My Stinky Journey
It's Been AwhileSeptember 11th 2007 10:04 pm[ Leave A Comment ]
It's been some time since I've written. Been pretty busy though; peeing, pooping, etc. I continue to chase off loiterers and suspicious people on the other side of the fence with my thundering bark (they don't learn their lessons). But when you work hard, you also have to play hard. Just the other day, Champ and I hiked up Iron Mountain in San Diego. It's about six miles 'round trip and I walked almost the whole way. Don't tell him I told you but Champ had to be carried most of the way. He got to walk the final 200 yards so he could be proud in front of the other hikers. We were very tired afterwards and slept all the way home.
Paws Were Made for WalkinAugust 10th 2006 6:49 pm[ Leave A Comment ]
I love going for walks. We've been hiking a lot this summer and I can't get enough of it. The sun in my face, dirt between my toes, and a ton of places to potty. It's so much fun, I keep lifting my leg even when I'm running on empty. I've always preferred a good cardio blast when I exercise.
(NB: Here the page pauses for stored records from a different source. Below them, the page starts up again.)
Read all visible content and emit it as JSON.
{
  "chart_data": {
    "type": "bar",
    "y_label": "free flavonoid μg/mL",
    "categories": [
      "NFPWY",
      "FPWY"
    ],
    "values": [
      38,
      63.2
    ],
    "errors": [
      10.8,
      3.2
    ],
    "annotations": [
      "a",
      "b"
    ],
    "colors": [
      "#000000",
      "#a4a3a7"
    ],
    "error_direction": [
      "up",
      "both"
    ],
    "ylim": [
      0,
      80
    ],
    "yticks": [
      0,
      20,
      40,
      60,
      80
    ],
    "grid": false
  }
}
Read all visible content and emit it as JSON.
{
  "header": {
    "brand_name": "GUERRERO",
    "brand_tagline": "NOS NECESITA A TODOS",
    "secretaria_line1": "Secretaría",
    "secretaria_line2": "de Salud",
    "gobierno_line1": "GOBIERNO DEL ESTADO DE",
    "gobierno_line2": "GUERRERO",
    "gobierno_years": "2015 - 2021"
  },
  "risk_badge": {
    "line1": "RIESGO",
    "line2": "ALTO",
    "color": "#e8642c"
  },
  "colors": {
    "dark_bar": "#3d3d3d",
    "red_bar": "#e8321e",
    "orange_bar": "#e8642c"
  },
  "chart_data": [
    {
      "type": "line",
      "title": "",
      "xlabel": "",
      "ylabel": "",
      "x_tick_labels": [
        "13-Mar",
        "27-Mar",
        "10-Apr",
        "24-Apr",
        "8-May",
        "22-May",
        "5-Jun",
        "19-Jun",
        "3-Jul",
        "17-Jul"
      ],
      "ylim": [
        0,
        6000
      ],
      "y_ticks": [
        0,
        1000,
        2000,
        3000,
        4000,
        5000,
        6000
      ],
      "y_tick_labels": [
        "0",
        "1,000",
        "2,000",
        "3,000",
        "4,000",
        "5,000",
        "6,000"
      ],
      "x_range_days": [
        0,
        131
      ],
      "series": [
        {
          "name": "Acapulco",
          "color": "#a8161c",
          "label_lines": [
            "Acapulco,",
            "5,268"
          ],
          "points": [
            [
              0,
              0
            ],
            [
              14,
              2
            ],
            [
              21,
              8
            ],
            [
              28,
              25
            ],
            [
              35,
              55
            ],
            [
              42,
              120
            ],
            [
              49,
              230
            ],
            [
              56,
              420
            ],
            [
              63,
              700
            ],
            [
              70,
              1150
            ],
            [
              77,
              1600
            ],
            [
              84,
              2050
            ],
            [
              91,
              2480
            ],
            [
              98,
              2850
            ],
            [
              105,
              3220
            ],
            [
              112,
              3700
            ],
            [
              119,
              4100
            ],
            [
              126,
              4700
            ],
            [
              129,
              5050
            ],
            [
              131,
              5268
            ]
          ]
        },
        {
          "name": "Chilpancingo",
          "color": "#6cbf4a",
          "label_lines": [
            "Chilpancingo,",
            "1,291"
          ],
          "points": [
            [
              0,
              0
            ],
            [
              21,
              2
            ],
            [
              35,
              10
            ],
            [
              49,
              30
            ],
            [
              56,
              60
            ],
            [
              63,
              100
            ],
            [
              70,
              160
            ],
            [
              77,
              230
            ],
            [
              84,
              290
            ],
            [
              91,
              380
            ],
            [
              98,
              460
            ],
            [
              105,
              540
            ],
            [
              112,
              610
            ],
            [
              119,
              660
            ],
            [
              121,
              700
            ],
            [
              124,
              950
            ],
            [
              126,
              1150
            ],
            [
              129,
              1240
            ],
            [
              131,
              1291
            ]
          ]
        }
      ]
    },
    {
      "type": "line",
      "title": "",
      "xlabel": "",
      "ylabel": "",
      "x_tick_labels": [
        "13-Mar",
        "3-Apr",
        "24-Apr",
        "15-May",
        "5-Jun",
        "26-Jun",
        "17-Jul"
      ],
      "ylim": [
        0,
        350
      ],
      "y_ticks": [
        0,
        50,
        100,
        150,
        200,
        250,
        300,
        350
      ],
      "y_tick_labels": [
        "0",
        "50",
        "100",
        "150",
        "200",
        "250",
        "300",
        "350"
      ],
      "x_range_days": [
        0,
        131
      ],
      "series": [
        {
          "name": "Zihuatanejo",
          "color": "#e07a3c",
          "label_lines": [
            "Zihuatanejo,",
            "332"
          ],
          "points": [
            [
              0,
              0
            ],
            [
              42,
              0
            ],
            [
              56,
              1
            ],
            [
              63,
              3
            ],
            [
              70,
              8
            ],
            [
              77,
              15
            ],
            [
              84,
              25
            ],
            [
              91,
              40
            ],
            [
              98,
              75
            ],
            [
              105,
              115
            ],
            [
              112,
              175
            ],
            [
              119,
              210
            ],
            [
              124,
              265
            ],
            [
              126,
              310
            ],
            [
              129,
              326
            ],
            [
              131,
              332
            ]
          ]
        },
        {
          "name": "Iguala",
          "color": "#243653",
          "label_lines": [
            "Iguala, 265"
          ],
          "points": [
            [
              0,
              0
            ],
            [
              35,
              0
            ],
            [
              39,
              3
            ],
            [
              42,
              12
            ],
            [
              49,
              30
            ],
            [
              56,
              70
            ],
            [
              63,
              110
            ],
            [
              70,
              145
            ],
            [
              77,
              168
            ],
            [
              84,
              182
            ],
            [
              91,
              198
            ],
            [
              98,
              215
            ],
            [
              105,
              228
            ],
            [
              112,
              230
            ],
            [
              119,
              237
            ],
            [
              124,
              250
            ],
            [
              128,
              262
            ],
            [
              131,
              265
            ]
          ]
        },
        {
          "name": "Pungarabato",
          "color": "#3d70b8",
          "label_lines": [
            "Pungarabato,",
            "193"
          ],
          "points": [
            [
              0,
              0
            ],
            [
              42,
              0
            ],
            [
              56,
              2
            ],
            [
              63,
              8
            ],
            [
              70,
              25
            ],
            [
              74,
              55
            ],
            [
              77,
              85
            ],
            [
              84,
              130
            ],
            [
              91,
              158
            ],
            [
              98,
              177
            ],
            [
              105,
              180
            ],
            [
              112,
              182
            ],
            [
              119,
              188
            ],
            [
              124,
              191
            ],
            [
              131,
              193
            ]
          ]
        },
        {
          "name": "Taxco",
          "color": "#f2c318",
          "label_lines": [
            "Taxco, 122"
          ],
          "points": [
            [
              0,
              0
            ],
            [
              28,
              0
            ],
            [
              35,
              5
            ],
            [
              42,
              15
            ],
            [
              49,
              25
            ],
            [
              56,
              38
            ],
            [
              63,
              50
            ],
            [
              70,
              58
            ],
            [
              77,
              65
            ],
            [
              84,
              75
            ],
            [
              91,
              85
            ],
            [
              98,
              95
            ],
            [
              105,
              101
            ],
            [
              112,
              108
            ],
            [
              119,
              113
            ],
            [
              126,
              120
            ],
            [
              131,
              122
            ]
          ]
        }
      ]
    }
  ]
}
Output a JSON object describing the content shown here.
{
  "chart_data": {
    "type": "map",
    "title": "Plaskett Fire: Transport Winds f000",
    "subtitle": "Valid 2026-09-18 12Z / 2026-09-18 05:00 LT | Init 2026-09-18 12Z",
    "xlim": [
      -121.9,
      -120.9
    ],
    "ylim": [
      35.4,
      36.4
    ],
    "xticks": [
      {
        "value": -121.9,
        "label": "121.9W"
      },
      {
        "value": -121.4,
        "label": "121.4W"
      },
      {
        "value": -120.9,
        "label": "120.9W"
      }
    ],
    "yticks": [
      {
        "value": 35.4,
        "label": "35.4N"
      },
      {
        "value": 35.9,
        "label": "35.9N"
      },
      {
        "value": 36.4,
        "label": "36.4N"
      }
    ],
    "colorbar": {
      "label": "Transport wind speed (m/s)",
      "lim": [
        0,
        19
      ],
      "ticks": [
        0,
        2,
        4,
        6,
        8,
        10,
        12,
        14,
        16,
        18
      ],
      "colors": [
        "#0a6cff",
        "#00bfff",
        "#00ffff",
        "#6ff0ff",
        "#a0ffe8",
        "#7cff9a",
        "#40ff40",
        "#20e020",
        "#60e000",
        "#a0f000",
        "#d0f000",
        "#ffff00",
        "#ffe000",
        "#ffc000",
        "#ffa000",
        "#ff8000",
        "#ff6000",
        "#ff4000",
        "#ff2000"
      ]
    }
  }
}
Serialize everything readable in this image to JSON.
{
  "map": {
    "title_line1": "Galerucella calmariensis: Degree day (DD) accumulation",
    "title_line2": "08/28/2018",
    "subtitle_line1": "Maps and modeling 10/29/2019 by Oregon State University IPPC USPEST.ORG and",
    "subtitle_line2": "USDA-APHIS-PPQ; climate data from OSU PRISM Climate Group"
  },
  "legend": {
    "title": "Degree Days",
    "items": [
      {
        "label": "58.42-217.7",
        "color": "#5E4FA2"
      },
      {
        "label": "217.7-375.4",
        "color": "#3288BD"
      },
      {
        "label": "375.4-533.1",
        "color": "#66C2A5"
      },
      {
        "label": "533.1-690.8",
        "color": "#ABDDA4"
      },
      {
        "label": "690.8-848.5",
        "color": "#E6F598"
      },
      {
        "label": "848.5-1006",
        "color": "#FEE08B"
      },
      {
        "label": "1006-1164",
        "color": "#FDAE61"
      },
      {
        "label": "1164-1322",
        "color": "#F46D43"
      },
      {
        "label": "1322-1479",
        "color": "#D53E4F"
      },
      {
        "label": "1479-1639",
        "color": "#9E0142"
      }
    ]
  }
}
I'm not as muscular as Champ because I don't hit the gym religiously like he does, but I have a lot more stamina and I can trot along for miles. Afterwards, I'm pretty pooped and I take a really long nap. Only drawback is the dreaded post-hike oatmeal bath.
We Don't Need No Stinkin BathsDecember 2nd 2005 7:02 pm[ Leave A Comment ]
For some reason, I get washed more than a rap star's SUV. It seems like I'm barely dry from my last torturous bath experience and it's time to go again. Now, I'm no wimp when it comes to baths. I know some dogs that act like Linda Blair being spritzed with holy water when they get in the tub. Not me. No, I just sit there and seethe. Sometime's I'll wish bad things on the poop scooper. Other times, I'll go to my happy place and try to pretend the whole experience isn't happening.
For my fans: an update.October 9th 2005 9:24 am[ Leave A Comment ]
Hello peeps. I heard that you can get carpal tunnel from typing, so I hired a ghostwriter to take over the keyboard. I need to save my paws for wrestling and holding Greenies. To test my writer's skill, I'm sitting on his lap and shoving my tongue in his nostril while he types this. Please pardon any mistakes.
Just lernd to tipe.April 11th 2005 6:19 pm[ Leave A Comment ]
This is my furst diery. So I desided to releev myself on my fotografer/biografer/shef/poop scooper's bed the other day. No parent reeson, just becuz. Well, he gets all puft up and his face terns red. "No mor bed priviljes until yoo lern to hold yer water!", he sez. Well, excuze me for living mister cleen sheets! Duz this guy know that I pay his celery? Take it from me fokes, good help is hard to find.